Competitor Analysis: Response from British Airway (BA) and Air Lingus (AL)

BA had the resources to retaliate Ryanair if they wanted to. They could buy smaller planes, use the Dublin-London planes for more profitable long-haul flights, and match Ryanair in price, thereby driving them out of the business. BA could also attract customers by providing featured and value-added services. Additionally, they could cooperate with travel agents and increase booking via computerized reservation systems while Ryanair didn’t have comparable systems.

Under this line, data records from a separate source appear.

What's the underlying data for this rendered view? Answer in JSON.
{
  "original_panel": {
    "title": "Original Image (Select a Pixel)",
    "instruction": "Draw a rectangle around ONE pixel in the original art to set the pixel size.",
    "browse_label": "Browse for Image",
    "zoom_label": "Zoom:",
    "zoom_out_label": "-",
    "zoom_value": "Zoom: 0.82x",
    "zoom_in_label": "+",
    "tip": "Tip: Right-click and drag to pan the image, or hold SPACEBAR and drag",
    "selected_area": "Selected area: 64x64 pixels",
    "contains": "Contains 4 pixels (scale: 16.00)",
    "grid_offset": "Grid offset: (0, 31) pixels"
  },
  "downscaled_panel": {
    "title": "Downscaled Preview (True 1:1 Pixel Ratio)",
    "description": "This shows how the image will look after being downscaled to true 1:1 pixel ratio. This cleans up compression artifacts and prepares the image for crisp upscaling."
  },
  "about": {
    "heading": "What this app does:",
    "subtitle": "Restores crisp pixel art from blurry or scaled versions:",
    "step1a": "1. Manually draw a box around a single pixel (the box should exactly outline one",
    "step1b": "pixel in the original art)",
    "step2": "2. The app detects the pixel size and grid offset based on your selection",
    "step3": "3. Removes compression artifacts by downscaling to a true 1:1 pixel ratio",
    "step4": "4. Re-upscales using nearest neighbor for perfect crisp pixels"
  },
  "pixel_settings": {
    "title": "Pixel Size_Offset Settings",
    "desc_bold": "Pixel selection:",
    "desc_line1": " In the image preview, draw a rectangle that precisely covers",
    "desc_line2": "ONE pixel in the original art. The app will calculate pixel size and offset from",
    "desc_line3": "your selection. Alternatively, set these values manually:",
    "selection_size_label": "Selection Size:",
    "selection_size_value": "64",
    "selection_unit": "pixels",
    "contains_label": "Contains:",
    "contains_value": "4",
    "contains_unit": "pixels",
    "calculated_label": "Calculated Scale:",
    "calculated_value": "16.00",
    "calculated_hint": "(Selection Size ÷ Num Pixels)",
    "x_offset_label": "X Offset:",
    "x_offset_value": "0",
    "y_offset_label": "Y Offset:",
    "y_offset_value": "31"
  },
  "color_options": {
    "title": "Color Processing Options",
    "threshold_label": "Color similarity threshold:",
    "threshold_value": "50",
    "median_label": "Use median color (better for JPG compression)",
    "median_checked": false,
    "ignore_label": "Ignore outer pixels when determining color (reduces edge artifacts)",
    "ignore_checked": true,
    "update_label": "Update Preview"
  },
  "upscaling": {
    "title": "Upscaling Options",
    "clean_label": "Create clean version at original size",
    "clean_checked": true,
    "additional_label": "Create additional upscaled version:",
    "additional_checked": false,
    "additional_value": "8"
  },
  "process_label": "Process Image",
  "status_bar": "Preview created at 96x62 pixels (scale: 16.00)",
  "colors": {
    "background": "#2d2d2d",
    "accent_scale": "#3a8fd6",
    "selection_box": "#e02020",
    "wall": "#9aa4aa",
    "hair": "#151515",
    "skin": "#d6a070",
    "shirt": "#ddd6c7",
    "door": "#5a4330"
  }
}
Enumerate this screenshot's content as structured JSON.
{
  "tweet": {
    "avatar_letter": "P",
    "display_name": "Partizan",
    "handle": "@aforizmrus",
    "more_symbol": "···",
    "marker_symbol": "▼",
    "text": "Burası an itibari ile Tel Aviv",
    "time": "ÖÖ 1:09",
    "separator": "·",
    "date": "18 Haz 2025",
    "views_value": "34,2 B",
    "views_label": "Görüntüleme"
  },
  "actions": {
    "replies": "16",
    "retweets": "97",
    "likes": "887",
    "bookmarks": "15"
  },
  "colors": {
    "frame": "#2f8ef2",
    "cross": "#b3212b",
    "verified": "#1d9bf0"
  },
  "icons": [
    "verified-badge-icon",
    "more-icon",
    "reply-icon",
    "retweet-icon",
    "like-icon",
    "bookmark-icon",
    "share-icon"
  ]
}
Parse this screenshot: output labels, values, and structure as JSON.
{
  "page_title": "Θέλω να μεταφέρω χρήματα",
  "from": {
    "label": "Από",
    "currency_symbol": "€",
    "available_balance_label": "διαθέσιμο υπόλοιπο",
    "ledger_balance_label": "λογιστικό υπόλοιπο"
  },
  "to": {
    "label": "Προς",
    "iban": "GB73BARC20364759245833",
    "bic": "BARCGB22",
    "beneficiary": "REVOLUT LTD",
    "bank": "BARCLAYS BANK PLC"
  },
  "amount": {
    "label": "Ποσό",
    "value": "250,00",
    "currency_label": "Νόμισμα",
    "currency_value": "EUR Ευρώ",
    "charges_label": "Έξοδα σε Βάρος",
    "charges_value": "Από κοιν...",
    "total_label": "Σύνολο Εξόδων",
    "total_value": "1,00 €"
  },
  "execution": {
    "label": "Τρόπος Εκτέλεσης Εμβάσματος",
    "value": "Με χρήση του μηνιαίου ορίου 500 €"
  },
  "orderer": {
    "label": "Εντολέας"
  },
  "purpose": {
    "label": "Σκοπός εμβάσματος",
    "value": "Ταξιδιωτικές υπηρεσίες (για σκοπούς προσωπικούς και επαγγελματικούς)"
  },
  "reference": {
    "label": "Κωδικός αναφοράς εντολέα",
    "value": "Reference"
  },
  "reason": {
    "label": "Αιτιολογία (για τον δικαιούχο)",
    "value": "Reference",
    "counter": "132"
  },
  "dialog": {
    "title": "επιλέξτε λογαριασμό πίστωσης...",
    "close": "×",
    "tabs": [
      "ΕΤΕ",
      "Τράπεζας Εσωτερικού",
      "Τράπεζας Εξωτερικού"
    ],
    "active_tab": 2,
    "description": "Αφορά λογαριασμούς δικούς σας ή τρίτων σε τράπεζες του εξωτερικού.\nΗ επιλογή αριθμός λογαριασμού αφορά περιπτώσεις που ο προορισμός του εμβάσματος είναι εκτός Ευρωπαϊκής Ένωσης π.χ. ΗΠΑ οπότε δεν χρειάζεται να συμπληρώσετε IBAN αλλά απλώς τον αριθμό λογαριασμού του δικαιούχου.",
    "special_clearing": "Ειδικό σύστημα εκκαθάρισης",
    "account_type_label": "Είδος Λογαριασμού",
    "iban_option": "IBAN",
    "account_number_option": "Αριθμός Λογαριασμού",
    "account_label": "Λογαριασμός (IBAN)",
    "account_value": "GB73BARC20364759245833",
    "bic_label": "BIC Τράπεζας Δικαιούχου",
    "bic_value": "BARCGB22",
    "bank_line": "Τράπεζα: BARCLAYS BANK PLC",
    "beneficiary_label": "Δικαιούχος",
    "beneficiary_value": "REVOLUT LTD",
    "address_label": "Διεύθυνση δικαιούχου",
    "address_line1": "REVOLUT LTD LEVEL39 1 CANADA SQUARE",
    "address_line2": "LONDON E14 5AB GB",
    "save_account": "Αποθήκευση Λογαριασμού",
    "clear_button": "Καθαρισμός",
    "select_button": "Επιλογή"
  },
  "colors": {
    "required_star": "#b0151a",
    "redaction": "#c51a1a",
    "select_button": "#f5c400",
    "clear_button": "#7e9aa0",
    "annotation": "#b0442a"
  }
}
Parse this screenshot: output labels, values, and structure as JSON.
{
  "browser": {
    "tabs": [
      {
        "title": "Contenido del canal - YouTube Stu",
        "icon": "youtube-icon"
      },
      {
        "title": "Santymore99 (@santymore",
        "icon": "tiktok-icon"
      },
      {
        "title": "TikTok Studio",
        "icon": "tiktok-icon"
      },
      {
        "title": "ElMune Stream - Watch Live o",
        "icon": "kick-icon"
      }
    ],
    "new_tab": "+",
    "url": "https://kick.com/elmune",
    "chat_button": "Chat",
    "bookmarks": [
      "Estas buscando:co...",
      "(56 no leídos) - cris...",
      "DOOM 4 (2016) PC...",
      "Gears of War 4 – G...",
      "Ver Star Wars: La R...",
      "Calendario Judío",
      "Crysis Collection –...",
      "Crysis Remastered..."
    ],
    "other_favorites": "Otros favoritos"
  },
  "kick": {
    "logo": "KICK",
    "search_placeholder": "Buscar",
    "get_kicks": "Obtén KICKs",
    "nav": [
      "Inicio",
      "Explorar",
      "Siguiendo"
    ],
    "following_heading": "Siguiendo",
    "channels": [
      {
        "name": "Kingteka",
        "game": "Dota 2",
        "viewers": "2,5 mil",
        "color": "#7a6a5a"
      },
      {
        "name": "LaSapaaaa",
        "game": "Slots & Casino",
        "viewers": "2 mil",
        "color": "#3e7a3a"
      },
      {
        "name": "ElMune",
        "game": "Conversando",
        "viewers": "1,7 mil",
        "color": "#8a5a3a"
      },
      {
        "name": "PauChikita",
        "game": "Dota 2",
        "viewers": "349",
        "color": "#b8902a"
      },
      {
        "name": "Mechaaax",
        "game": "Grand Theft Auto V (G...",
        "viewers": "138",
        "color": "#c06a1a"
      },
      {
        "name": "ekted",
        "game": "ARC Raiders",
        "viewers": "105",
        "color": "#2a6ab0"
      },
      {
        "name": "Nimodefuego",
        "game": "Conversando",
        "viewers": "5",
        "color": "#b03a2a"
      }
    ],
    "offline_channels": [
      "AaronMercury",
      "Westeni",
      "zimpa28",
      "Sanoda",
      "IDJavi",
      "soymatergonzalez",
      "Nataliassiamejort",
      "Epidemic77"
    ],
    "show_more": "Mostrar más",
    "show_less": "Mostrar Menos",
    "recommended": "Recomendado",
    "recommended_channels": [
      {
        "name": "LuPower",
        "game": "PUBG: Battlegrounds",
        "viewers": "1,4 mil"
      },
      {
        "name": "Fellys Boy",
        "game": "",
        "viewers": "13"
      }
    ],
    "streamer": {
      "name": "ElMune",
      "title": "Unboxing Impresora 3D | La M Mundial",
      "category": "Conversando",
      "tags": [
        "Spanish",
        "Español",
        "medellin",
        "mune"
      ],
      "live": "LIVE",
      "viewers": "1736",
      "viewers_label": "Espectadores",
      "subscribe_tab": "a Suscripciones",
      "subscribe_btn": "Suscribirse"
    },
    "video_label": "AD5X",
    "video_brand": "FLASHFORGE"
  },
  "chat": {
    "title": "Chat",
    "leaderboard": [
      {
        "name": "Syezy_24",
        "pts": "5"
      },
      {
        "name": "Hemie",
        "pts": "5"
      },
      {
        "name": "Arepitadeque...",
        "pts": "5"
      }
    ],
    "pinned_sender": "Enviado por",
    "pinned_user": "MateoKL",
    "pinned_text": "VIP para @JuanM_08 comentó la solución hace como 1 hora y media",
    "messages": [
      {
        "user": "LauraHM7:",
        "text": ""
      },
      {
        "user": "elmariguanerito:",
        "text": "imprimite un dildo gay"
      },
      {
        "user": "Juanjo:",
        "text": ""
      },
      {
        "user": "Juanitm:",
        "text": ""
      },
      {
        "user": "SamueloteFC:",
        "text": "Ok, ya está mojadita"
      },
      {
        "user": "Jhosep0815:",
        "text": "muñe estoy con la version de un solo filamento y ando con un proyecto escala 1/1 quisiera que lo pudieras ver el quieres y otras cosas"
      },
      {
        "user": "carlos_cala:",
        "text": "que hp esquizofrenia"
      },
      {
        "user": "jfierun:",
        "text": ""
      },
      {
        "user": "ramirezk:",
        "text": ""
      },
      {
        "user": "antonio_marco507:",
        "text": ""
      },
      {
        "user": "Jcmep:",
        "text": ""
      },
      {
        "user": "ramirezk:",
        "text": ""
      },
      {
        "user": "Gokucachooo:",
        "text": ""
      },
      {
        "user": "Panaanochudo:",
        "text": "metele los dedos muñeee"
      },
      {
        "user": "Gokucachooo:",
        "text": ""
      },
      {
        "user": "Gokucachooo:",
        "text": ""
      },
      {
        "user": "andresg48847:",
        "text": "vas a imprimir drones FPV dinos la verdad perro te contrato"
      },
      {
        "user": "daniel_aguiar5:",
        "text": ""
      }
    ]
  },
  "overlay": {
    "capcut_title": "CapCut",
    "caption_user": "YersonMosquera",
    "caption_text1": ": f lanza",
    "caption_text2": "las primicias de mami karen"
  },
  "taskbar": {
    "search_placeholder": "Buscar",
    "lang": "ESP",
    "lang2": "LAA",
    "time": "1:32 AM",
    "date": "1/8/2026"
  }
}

However, BA focused on international and transatlantic flights between major airports and was unlikely to respond to Ryanair. Even though BA might incur loss on Dublin-London route due to Ryanair’s entry to the market, the effect would be small as 90% of BA’s revenues came from international flights. British Airways could also anticipate that Ryanair would not want to expand beyond short regional flights and leave such routes to Ryanair and focus resources on international travel. In addition, BA was preparing for its privatization in 1987 and would allocate most resources on this important goal, thus they might just overlook Ryanair.